Living hundreds of years took its toll on expenses. And that’s not mentioning how much it costs to renew fake IDs.

She left the flat and walked the short stretch to the towering building. It gleamed with shuttered glass and steel. This would be too easy.

The bow nestled under her arm beneath the protection of her enchanted coat. There was no way the mortals would suspect anything. They wouldn’t even know that she had the arrows slipped carefully up her sleeve for fast release. That was the best thing about her job. The combination of magic and weapons just made it all worthwhile.

She snorted, standing in the lift on her own. Flying monkeys. He needed to go back to Oz.
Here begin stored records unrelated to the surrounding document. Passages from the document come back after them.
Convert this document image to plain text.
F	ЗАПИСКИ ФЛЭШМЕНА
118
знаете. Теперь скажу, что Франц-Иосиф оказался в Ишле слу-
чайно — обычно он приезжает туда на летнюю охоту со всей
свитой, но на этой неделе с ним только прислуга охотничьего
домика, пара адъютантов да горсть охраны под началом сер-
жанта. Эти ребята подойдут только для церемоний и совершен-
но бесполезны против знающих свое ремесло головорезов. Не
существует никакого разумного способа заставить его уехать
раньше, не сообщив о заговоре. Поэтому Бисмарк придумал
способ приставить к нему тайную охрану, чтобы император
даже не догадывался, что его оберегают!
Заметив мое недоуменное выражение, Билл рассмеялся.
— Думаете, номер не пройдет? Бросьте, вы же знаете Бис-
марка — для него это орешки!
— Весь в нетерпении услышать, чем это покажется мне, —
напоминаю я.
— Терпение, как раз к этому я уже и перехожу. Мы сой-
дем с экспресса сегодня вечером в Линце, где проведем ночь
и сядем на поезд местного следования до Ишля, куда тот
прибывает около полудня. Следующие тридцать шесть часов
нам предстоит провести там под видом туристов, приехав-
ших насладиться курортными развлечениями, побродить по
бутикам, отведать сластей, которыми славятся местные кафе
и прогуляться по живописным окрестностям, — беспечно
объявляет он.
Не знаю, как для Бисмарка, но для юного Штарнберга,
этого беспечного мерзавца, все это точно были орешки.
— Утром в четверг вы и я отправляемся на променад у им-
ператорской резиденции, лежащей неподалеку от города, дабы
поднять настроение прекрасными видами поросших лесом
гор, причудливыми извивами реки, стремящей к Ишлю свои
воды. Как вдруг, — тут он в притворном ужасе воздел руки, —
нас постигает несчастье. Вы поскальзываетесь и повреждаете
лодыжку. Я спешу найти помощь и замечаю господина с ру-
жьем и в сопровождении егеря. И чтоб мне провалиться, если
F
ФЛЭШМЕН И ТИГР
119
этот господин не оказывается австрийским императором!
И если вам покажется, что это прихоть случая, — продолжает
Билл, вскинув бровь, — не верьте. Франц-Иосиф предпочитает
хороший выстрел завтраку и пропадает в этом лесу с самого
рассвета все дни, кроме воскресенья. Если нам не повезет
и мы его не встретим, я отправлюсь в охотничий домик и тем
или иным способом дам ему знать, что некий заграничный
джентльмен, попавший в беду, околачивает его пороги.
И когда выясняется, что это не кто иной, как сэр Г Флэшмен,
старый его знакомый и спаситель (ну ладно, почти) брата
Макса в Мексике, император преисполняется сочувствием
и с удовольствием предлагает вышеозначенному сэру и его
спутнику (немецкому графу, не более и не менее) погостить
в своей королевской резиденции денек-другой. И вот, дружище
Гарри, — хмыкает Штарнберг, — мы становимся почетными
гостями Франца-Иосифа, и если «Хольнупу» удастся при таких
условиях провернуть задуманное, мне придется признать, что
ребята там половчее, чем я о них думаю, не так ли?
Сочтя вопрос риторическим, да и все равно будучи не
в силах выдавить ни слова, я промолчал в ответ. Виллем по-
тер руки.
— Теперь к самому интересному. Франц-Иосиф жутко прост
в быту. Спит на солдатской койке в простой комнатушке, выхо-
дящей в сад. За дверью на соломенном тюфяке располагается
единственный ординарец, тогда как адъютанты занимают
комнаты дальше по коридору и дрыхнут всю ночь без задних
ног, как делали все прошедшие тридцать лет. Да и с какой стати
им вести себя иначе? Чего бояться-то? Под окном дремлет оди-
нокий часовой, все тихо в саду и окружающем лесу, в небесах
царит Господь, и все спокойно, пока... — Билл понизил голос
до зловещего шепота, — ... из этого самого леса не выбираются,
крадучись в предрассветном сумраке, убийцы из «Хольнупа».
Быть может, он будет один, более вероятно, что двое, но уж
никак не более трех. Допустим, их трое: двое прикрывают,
The elevator released her onto grey carpeted floors and bland corridors. She headed for the board room. She glanced at her watch and gave herself five minutes. The doors opened. Five minutes and five seconds later all of the board members were lying on the floor with arrows protruding from their chests.

She glanced down at her time and sighed. It was a little over, but that was because of stiff number three. For a moment he’d been too pretty to kill, but times change.

She flicked out her hair and stepped down the corridor, amused by the sense of silence that always finished her work. The staff would barely have registered her thanks to her diversionary spell, making them forget to look at her.

Something clicked close to her head.

Her pupils dilated. That was a magnum. The cold metal pushed against her scalp. She felt her fists bunch. This was not happening.

“Should have sent the monkeys,” he muttered., voice curling close to her ear.

Now she remembered where she’d heard his voice before. Now she knew why he’d come to her and how he’d found her so easily.

“Bag her.”

She kicked and fought, feeling nothing but pain as they bound her ready for their ‘institute’. They told everybody the patients mentally unstable. They said the drugs were to help cure them. But they weren’t trying to cure psychosis.

They were trying to cure the preternatural.